04 March 2005
It is possible to extract cash or value from a company in several ways including remuneration, bonuses or dividends. There have been a number of opportunities for structuring the extraction in a tax-efficient manner, especially for high rate taxpayers, and employee/manager equity participation has become heavily structured in some private equity deals.
At the level of smaller companies, tax and National Insurance Contributions ("NICs") will be saved if the right mix of equity participation and remuneration for owner/manager/employees can be found. However, the government has recently expressed concern at the amount of income tax and NICs being lost because of these schemes.
During the last two years in particular we have seen important changes to the underlying tax legislation for employee share schemes and the Inland Revenue's approach to remuneration planning. In relation to the former we have Schedule 22 of the Finance Act 2003 which introduced a new regime for taxing non-Inland Revenue approved share 'schemes'. An example of the latter is where the Revenue have in recent years begun to rely on provisions in the Income and Corporation Taxes Act 1988 (section 660A) in deeming dividends paid to co-owners (usually the spouse or other family member) as income and taxing it accordingly in certain circumstances.
The basic approach of the government in this area is that only genuine investment gains by employees on shares in their employing company which were made on arm's length terms should be taxed as capital rather than income.
On 2nd December 2004, an announcement was made in the pre-budget report ("PBR") which may effectively end aggressive tax planning in this area or at least give schemes a limited shelf life. In the report, and the accompanying statement from the Paymaster General, the point was made that certain disclosure rules had resulted in the government becoming acutely aware of the nature of the problem.
Disclosure Rules
In addition to substantive (largely anti-avoidance) amendments to the taxation of unapproved share schemes, Schedule 22 of the Finance Act 2003 contained a controversial administrative shock. If shares or other 'securities' are issued to a person by reason of their employment then this is a reportable event and must be notified to the Revenue on Form 42. This must be filed by 6th January following the end of the tax year in which the reportable event took place. Failure to comply with this duty carries a penalty of £300 and the possibility of a further penalty of £60 per day until the form is filed.
The problem with Form 42 notification is that the net of a "reportable event" is widely cast. It occurs when an individual has acquired shares by reason of a current, former or prospective employment or directorship. The Revenue has commented that shares subscribed for or subscriber shares acquired during the formation of a company do indeed constitute reportable events.

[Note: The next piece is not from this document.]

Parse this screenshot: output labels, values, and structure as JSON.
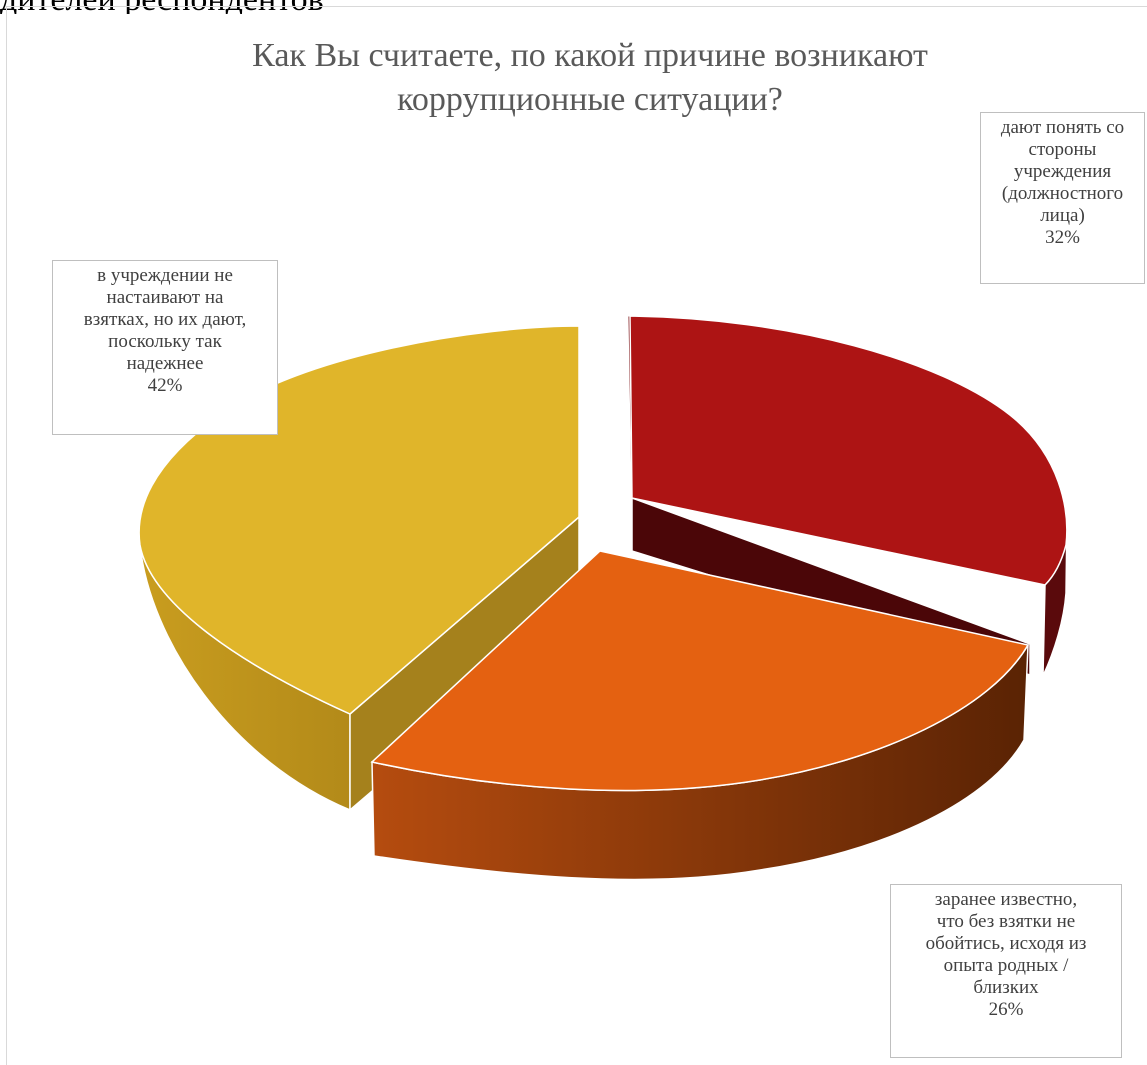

Given the punitive nature of the reporting regime, it may be advisable to disclose if there is any doubt.
A more widely reported disclosure duty was introduced by the Finance Act 2004 and requires promoters and, potentially, users of certain tax planning arrangements (or even proposed arrangements) in relation to employment to disclose details of those arrangements to the Revenue.
It should be remembered that tax planning is and remains lawful but it is clear that the Revenue are very keen to find out about both employee ownership of shares and the details of any innovative tax planning schemes at an early opportunity.
The Future
It is reasonable to ask what the Revenue will be doing with this information and it is clear from the Paymaster General's statement that they do not intend to drag their feet. The statement makes it plain that to the extent that legislation may still not achieve its objective in the face of continuing avoidance, the government will ensure that it does.
The statement goes on to declare that where any remuneration planning takes place after 2nd December 2004, the government reserves the right to introduce retrospective legislation to counteract it from that date. The statement concludes:
"I am therefore giving notice of our intention to deal with any arrangements that emerge in future designed to frustrate our intention that employers and employees should pay the proper amount of tax and NICs on the rewards of employment. Where we become aware of arrangements which attempt to frustrate this intention we will introduce legislation to close them down, where necessary from today."
Small companies, the self employed and the tax system
Whilst the Paymaster General's statement specifically makes reference to City bonuses, and the tax planning disclosure regime appears to be a swipe at certain highly structured private equity arrangements, any resulting legislation or policy will be of general application.
It is interesting to note that HM Treasury also took the opportunity of the publication of the PBR to publish 'Small companies, the self-employed and the tax system: a discussion paper'. It aims to open up a discussion on strategic issues relating to the taxation of small companies and the self-employed. Apparently, "Issues raised in the post-PBR discussion with interested parties will inform government thinking on the strategic development of the personal and corporation tax regimes as they relate to small businesses". Against the background of the 'settlements' provisions of Section 660A referred to above and the IR35 regime, some clarity is perhaps called for but given the general tone of the Paymaster General's statement, this clarity, if achieved, may not be entirely good news for owner/managers of such companies.